Bitcoin punta a una rottura sostenuta oltre i 76.000 $ con l’apertura dello Stretto di Hormuz
- 17 Aprile 2026
- Posted by: Tony
- Categoria: Crypto, Mercati
Bitcoin ha nuovamente superato la soglia dei $76.000, mentre il prezzo del petrolio ha registrato un calo di circa il 10% in seguito alla notizia della presunta riapertura dello Stretto di Hormuz per la navigazione commerciale.
Dichiarazione iraniana e reazione a catena
Seyed Abbas Araghchi ha detto:
“Il passaggio per tutte le navi commerciali attraverso lo Stretto di Hormuz è dichiarato completamente aperto per il periodo rimanente della cessazione delle ostilità.”
Donald Trump ha replicato rapidamente su un social, ringraziando l’Iran per la completa riapertura del transito marittimo, contribuendo così a smorzare temporaneamente le tensioni sui mercati.
Impatto sul mercato petrolifero
La notizia ha spinto il prezzo del WTI in discesa di quasi il 10%, fino a circa $85,90 al barile, livello che non si vedeva da poco dopo l’esplosione del conflitto agli inizi di marzo. La rimozione, anche temporanea, del cosiddetto premio per rischio geopolitico ha favorito un rapido riprezzamento al ribasso del greggio.
Per gli operatori del settore energetico e per i paesi importatori, una stabilizzazione della navigazione nello Stretto di Hormuz riduce l’incertezza sull’approvvigionamento. Tuttavia, la persistenza del calo dipenderà dalla credibilità e dalla durata della tregua e dalle decisioni politiche che seguiranno.
Rialzo di Bitcoin e dinamiche tecniche
Bitcoin è salito fino a circa $76.400, segnando un incremento di circa il 3% nelle ultime 24 ore, mentre i futures dei principali indici azionari statunitensi hanno aperto in territorio positivo, intorno al +1%.
Il livello compreso tra $76.000 e $78.000 era già un’area chiave nelle settimane precedenti al crollo del 5 febbraio che aveva riportato il prezzo verso i $60.000. Molti analisti tecnici ritengono che una rottura sostenuta oltre i $77.000 potrebbe spalancare la strada a rialzi più pronunciati, innescando acquisti di conferma da parte di investitori orientati al momentum.
Prospettive diplomatiche e possibili conseguenze economiche
Secondo alcune ricostruzioni, Stati Uniti e Iran starebbero negoziando un piano sintetico di tre pagine per porre fine alle ostilità.

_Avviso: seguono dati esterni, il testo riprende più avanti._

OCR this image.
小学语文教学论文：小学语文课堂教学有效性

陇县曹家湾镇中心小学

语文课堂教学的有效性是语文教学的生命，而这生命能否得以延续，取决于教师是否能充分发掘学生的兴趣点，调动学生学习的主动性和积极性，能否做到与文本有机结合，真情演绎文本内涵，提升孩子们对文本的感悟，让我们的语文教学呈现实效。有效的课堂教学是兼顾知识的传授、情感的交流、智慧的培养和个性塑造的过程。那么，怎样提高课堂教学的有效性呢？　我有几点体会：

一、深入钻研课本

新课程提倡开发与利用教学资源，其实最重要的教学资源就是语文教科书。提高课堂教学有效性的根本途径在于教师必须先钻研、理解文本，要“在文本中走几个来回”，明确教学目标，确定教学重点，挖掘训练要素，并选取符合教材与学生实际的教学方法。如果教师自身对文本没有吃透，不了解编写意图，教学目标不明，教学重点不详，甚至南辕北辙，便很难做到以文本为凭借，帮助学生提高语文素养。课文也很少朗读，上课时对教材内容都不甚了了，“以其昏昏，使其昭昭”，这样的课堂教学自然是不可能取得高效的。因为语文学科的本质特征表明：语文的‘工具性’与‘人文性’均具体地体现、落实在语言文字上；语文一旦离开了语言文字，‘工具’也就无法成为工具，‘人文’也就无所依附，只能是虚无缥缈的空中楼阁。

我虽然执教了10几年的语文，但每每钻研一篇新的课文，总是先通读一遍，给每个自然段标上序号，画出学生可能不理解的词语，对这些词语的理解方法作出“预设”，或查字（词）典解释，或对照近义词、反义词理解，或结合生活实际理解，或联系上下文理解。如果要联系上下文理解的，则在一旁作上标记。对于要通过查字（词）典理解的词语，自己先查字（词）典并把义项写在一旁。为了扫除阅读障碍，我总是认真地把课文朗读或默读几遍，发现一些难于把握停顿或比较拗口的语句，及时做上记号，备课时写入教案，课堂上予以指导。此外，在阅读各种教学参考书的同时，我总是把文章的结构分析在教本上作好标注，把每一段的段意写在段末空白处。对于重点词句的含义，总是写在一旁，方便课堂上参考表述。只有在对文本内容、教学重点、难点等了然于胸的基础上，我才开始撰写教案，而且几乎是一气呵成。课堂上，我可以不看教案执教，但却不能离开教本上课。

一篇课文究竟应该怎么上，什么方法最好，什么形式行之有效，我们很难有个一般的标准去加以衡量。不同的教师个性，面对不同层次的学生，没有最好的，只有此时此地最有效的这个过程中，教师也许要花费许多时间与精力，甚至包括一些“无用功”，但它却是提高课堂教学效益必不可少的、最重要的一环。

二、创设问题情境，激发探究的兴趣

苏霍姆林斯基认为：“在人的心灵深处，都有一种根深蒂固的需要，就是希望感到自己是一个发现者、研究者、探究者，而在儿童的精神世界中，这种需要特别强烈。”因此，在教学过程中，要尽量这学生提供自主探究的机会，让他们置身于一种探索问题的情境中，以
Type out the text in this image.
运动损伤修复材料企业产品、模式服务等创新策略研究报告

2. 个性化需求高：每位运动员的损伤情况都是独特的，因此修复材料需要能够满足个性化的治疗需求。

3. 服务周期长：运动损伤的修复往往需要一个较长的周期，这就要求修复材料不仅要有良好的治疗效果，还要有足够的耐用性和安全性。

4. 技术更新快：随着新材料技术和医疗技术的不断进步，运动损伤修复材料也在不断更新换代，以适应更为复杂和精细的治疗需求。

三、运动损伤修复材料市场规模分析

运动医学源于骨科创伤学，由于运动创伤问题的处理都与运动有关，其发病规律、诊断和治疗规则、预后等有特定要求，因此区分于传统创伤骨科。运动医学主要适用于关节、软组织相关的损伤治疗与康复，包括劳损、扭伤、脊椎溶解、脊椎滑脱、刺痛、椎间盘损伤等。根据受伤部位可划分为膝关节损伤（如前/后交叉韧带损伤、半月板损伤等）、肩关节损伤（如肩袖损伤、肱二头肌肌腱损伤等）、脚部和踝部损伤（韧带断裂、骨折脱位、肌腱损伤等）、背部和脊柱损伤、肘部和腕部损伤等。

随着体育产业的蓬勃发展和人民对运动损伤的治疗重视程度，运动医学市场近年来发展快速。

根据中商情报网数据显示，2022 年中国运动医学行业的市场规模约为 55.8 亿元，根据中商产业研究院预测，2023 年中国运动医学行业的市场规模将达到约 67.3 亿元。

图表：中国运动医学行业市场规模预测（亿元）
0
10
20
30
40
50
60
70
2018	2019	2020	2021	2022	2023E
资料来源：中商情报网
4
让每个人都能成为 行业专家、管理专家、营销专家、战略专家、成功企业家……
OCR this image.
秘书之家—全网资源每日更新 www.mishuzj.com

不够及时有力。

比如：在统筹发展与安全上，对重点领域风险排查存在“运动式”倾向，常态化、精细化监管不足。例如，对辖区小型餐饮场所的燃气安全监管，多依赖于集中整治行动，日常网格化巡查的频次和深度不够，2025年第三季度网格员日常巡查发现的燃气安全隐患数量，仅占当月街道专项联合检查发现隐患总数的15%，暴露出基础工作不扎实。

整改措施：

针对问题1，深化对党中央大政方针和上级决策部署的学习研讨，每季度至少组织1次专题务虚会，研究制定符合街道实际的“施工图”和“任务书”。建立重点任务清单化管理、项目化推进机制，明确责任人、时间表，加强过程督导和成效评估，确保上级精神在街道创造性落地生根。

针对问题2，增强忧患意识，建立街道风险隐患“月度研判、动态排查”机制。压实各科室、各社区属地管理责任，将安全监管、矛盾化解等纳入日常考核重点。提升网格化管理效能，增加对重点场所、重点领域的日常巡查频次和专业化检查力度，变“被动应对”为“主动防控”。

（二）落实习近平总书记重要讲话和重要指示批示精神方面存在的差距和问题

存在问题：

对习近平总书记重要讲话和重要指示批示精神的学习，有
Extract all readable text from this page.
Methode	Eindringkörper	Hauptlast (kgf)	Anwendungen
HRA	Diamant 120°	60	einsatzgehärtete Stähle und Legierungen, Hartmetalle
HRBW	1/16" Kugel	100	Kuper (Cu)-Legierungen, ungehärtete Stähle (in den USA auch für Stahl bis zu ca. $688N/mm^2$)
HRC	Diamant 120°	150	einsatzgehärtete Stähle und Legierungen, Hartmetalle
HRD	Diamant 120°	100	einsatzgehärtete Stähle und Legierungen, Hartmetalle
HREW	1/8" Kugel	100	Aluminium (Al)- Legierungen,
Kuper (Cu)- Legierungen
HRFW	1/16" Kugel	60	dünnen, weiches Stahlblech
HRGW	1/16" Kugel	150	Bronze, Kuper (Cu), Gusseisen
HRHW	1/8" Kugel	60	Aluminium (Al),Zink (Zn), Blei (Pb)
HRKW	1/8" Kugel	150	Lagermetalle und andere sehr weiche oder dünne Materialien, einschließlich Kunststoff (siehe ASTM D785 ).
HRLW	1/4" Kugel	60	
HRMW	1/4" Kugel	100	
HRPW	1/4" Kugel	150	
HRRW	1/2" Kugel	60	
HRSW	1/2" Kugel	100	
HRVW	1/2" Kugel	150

Tra i punti discussi figurerebbe lo sblocco di 20 miliardi di dollari di fondi iraniani congelati in cambio della rinuncia da parte di Teheran a parte del suo stock di uranio arricchito.
Un’intesa su questi termini avrebbe rilevanti ricadute: oltre a ridurre immediatamente il premio di rischio sul petrolio, potrebbe facilitare flussi finanziari internazionali che incidono sui tassi di cambio, sulla liquidità globale e sulle aspettative di inflazione. Attori come il Tesoro degli Stati Uniti e organismi internazionali per il controllo nucleare avrebbero un ruolo determinante nell’attuazione e nel monitoraggio di qualsiasi accordo.
Cosa osservare nei prossimi giorni
Gli investitori e gli operatori italiani dovrebbero monitorare tre variabili principali: la tenuta della tregua nello Stretto di Hormuz, le conferme tecniche sul superamento dei livelli chiave di Bitcoin e gli sviluppi politici relativi al possibile scambio di fondi per materiali nucleari. Ognuna di queste variabili può influire su volatilità, prezzi dell’energia e liquidità sui mercati finanziari.
Dal punto di vista pratico, una stabilizzazione del prezzo del greggio può tradursi in minore pressione sui costi energetici per imprese e famiglie italiane; al contrario, nuovi peggioramenti geopolitici riaccenderebbero le pressioni inflazionistiche e la volatilità sui mercati azionari e delle criptovalute.
In sintesi
- La possibile normalizzazione del traffico nello Stretto di Hormuz tende a ridurre il premio di rischio sul petrolio, il che potrebbe calmierare le pressioni sui costi energetici per l’industria italiana nel breve termine.
- Un superamento sostenuto dei livelli tecnici intorno a $77.000 per Bitcoin potrebbe attirare nuovi flussi speculativi, aumentando la correlazione con gli asset di rischio e richiedendo attenzione nella gestione del portafoglio.
- Lo sblocco di fondi congelati in cambio di riduzioni del programma nucleare iraniano avrebbe impatti macro più ampi: maggiore liquidità globale e minore avversione al rischio, con possibili ricadute su tassi e spread sovrani europei.